Gleichzeitig ist     festzuhalten, dass auf den ersten Schritt auch ein zweiter folgen sollte. Das bedeutet, in Freiburg von einer Diskussion zu einer vernünftigen Praxis zu kommen, wie es zum 1. Mai in vielen anderen Städten möglich ist. In diesem Sinne möchten wir zum Schluss betonen, dass wir über den Antikapitalistischen Block hinaus ein gemeinsames Vorgehen aller revolutionären Kräfte auf einer gemeinsamen revolutionären Demonstration sehr begrüßen würden.

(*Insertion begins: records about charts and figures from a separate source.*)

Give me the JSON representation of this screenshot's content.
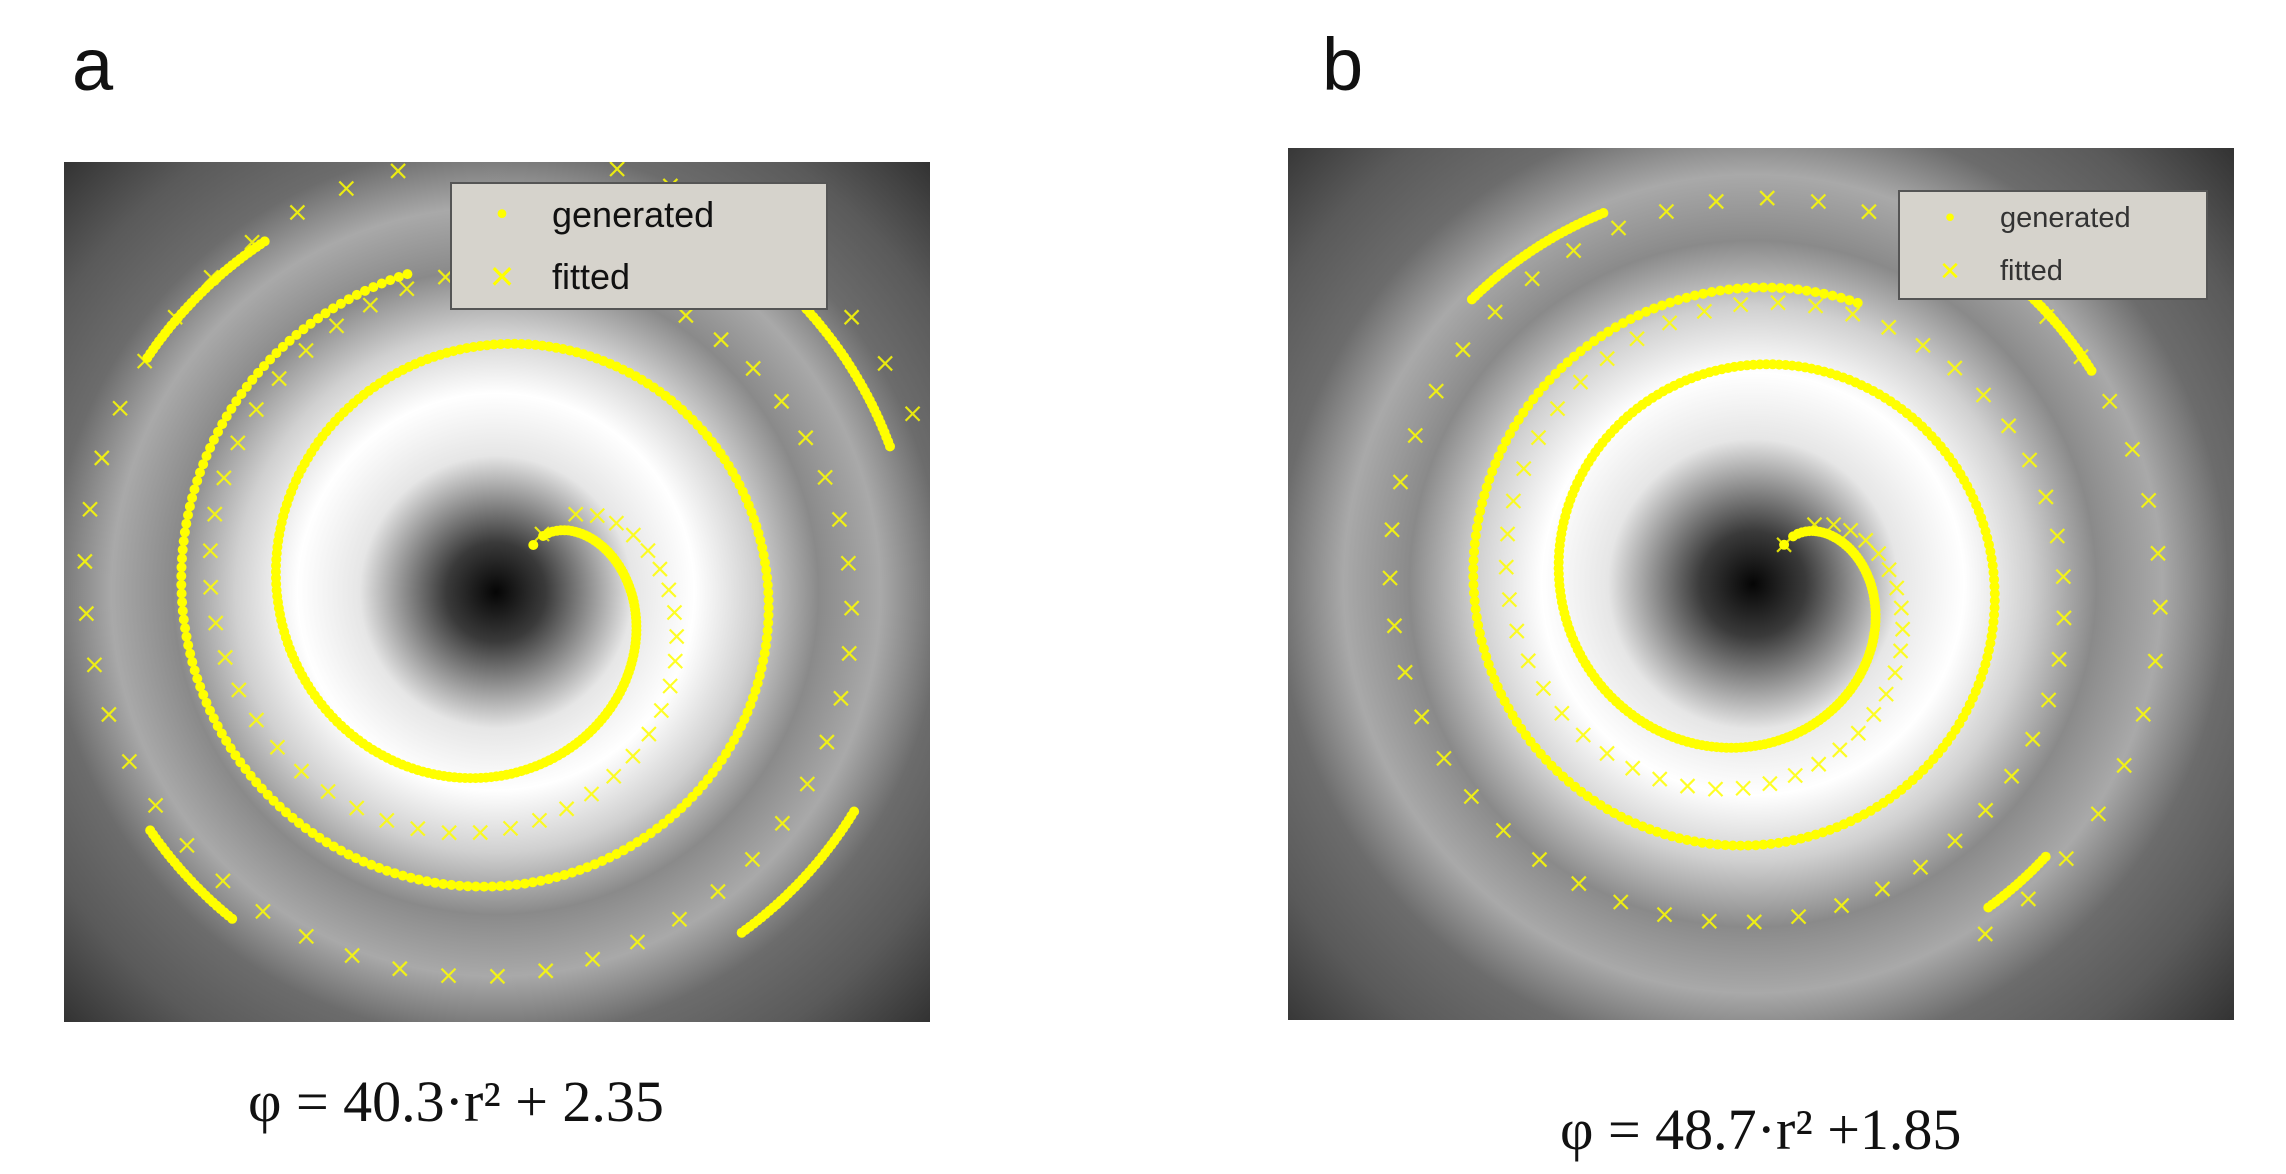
{
  "panels": [
    {
      "label": "a",
      "equation": "φ = 40.3·r² + 2.35",
      "legend": {
        "generated": "generated",
        "fitted": "fitted"
      }
    },
    {
      "label": "b",
      "equation": "φ = 48.7·r² +1.85",
      "legend": {
        "generated": "generated",
        "fitted": "fitted"
      }
    }
  ],
  "chart_data": [
    {
      "type": "scatter",
      "title": "",
      "model": {
        "a": 40.3,
        "b": 2.35
      },
      "series": [
        {
          "name": "generated",
          "marker": "dot",
          "color": "#ffff00"
        },
        {
          "name": "fitted",
          "marker": "x",
          "color": "#ffff00"
        }
      ]
    },
    {
      "type": "scatter",
      "title": "",
      "model": {
        "a": 48.7,
        "b": 1.85
      },
      "series": [
        {
          "name": "generated",
          "marker": "dot",
          "color": "#ffff00"
        },
        {
          "name": "fitted",
          "marker": "x",
          "color": "#ffff00"
        }
      ]
    }
  ]
}
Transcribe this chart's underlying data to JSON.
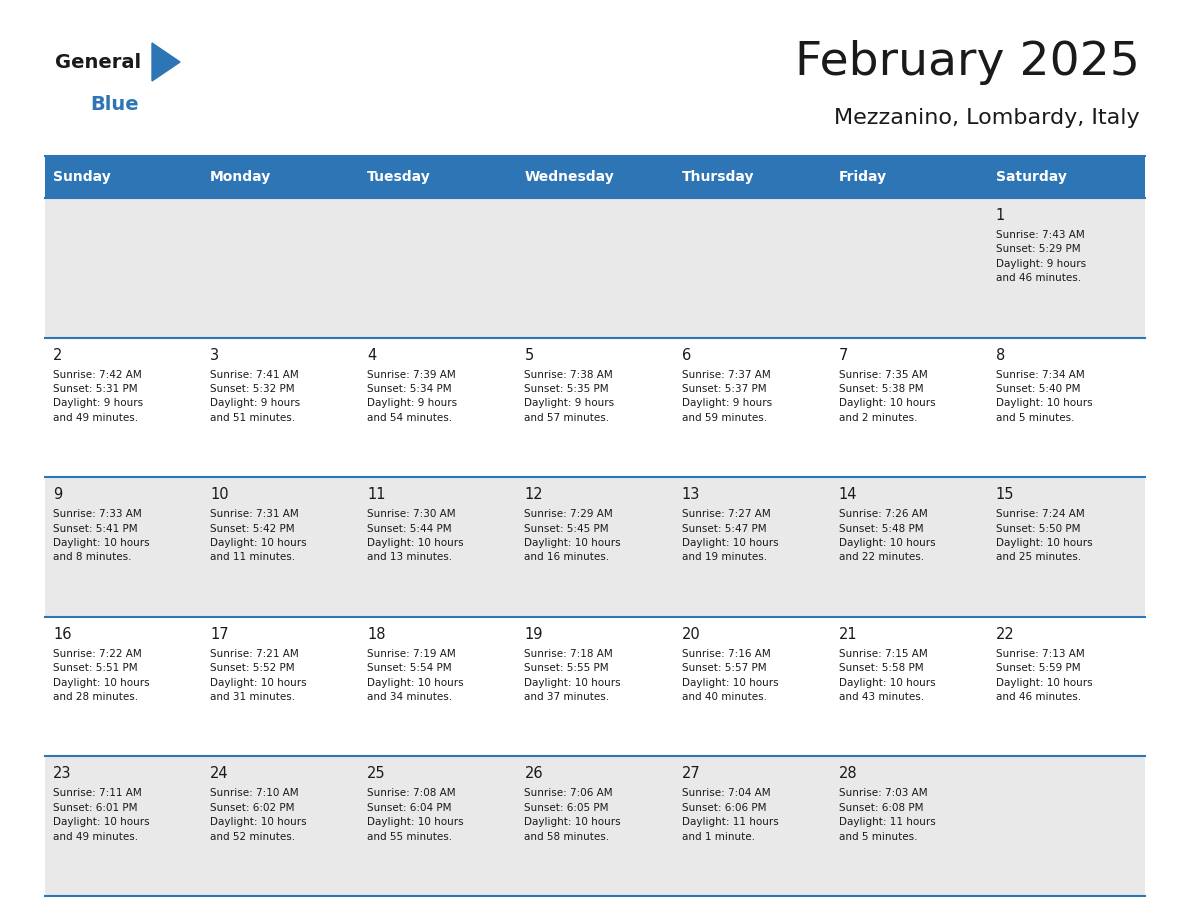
{
  "title": "February 2025",
  "subtitle": "Mezzanino, Lombardy, Italy",
  "header_color": "#2e75b6",
  "header_text_color": "#ffffff",
  "cell_bg_white": "#ffffff",
  "cell_bg_gray": "#e9e9e9",
  "border_color": "#2e75b6",
  "text_color": "#1a1a1a",
  "days_of_week": [
    "Sunday",
    "Monday",
    "Tuesday",
    "Wednesday",
    "Thursday",
    "Friday",
    "Saturday"
  ],
  "weeks": [
    [
      {
        "day": "",
        "info": ""
      },
      {
        "day": "",
        "info": ""
      },
      {
        "day": "",
        "info": ""
      },
      {
        "day": "",
        "info": ""
      },
      {
        "day": "",
        "info": ""
      },
      {
        "day": "",
        "info": ""
      },
      {
        "day": "1",
        "info": "Sunrise: 7:43 AM\nSunset: 5:29 PM\nDaylight: 9 hours\nand 46 minutes."
      }
    ],
    [
      {
        "day": "2",
        "info": "Sunrise: 7:42 AM\nSunset: 5:31 PM\nDaylight: 9 hours\nand 49 minutes."
      },
      {
        "day": "3",
        "info": "Sunrise: 7:41 AM\nSunset: 5:32 PM\nDaylight: 9 hours\nand 51 minutes."
      },
      {
        "day": "4",
        "info": "Sunrise: 7:39 AM\nSunset: 5:34 PM\nDaylight: 9 hours\nand 54 minutes."
      },
      {
        "day": "5",
        "info": "Sunrise: 7:38 AM\nSunset: 5:35 PM\nDaylight: 9 hours\nand 57 minutes."
      },
      {
        "day": "6",
        "info": "Sunrise: 7:37 AM\nSunset: 5:37 PM\nDaylight: 9 hours\nand 59 minutes."
      },
      {
        "day": "7",
        "info": "Sunrise: 7:35 AM\nSunset: 5:38 PM\nDaylight: 10 hours\nand 2 minutes."
      },
      {
        "day": "8",
        "info": "Sunrise: 7:34 AM\nSunset: 5:40 PM\nDaylight: 10 hours\nand 5 minutes."
      }
    ],
    [
      {
        "day": "9",
        "info": "Sunrise: 7:33 AM\nSunset: 5:41 PM\nDaylight: 10 hours\nand 8 minutes."
      },
      {
        "day": "10",
        "info": "Sunrise: 7:31 AM\nSunset: 5:42 PM\nDaylight: 10 hours\nand 11 minutes."
      },
      {
        "day": "11",
        "info": "Sunrise: 7:30 AM\nSunset: 5:44 PM\nDaylight: 10 hours\nand 13 minutes."
      },
      {
        "day": "12",
        "info": "Sunrise: 7:29 AM\nSunset: 5:45 PM\nDaylight: 10 hours\nand 16 minutes."
      },
      {
        "day": "13",
        "info": "Sunrise: 7:27 AM\nSunset: 5:47 PM\nDaylight: 10 hours\nand 19 minutes."
      },
      {
        "day": "14",
        "info": "Sunrise: 7:26 AM\nSunset: 5:48 PM\nDaylight: 10 hours\nand 22 minutes."
      },
      {
        "day": "15",
        "info": "Sunrise: 7:24 AM\nSunset: 5:50 PM\nDaylight: 10 hours\nand 25 minutes."
      }
    ],
    [
      {
        "day": "16",
        "info": "Sunrise: 7:22 AM\nSunset: 5:51 PM\nDaylight: 10 hours\nand 28 minutes."
      },
      {
        "day": "17",
        "info": "Sunrise: 7:21 AM\nSunset: 5:52 PM\nDaylight: 10 hours\nand 31 minutes."
      },
      {
        "day": "18",
        "info": "Sunrise: 7:19 AM\nSunset: 5:54 PM\nDaylight: 10 hours\nand 34 minutes."
      },
      {
        "day": "19",
        "info": "Sunrise: 7:18 AM\nSunset: 5:55 PM\nDaylight: 10 hours\nand 37 minutes."
      },
      {
        "day": "20",
        "info": "Sunrise: 7:16 AM\nSunset: 5:57 PM\nDaylight: 10 hours\nand 40 minutes."
      },
      {
        "day": "21",
        "info": "Sunrise: 7:15 AM\nSunset: 5:58 PM\nDaylight: 10 hours\nand 43 minutes."
      },
      {
        "day": "22",
        "info": "Sunrise: 7:13 AM\nSunset: 5:59 PM\nDaylight: 10 hours\nand 46 minutes."
      }
    ],
    [
      {
        "day": "23",
        "info": "Sunrise: 7:11 AM\nSunset: 6:01 PM\nDaylight: 10 hours\nand 49 minutes."
      },
      {
        "day": "24",
        "info": "Sunrise: 7:10 AM\nSunset: 6:02 PM\nDaylight: 10 hours\nand 52 minutes."
      },
      {
        "day": "25",
        "info": "Sunrise: 7:08 AM\nSunset: 6:04 PM\nDaylight: 10 hours\nand 55 minutes."
      },
      {
        "day": "26",
        "info": "Sunrise: 7:06 AM\nSunset: 6:05 PM\nDaylight: 10 hours\nand 58 minutes."
      },
      {
        "day": "27",
        "info": "Sunrise: 7:04 AM\nSunset: 6:06 PM\nDaylight: 11 hours\nand 1 minute."
      },
      {
        "day": "28",
        "info": "Sunrise: 7:03 AM\nSunset: 6:08 PM\nDaylight: 11 hours\nand 5 minutes."
      },
      {
        "day": "",
        "info": ""
      }
    ]
  ],
  "logo_general_color": "#1a1a1a",
  "logo_blue_color": "#2e75b6",
  "logo_triangle_color": "#2e75b6"
}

Dieser Zeitpunkt ist unserer Ansicht nach erst dann gekommen, wenn die bereits skizzierten Bedingungen, nämlich eine vernünftige organisatorische Basis, eine in inhaltlichen Grundzügen geteilte Gesellschaftsanalyse und daraus abgeleitet ähnliche Vorstellungen einer gelungenen Intervention erfüllt sind.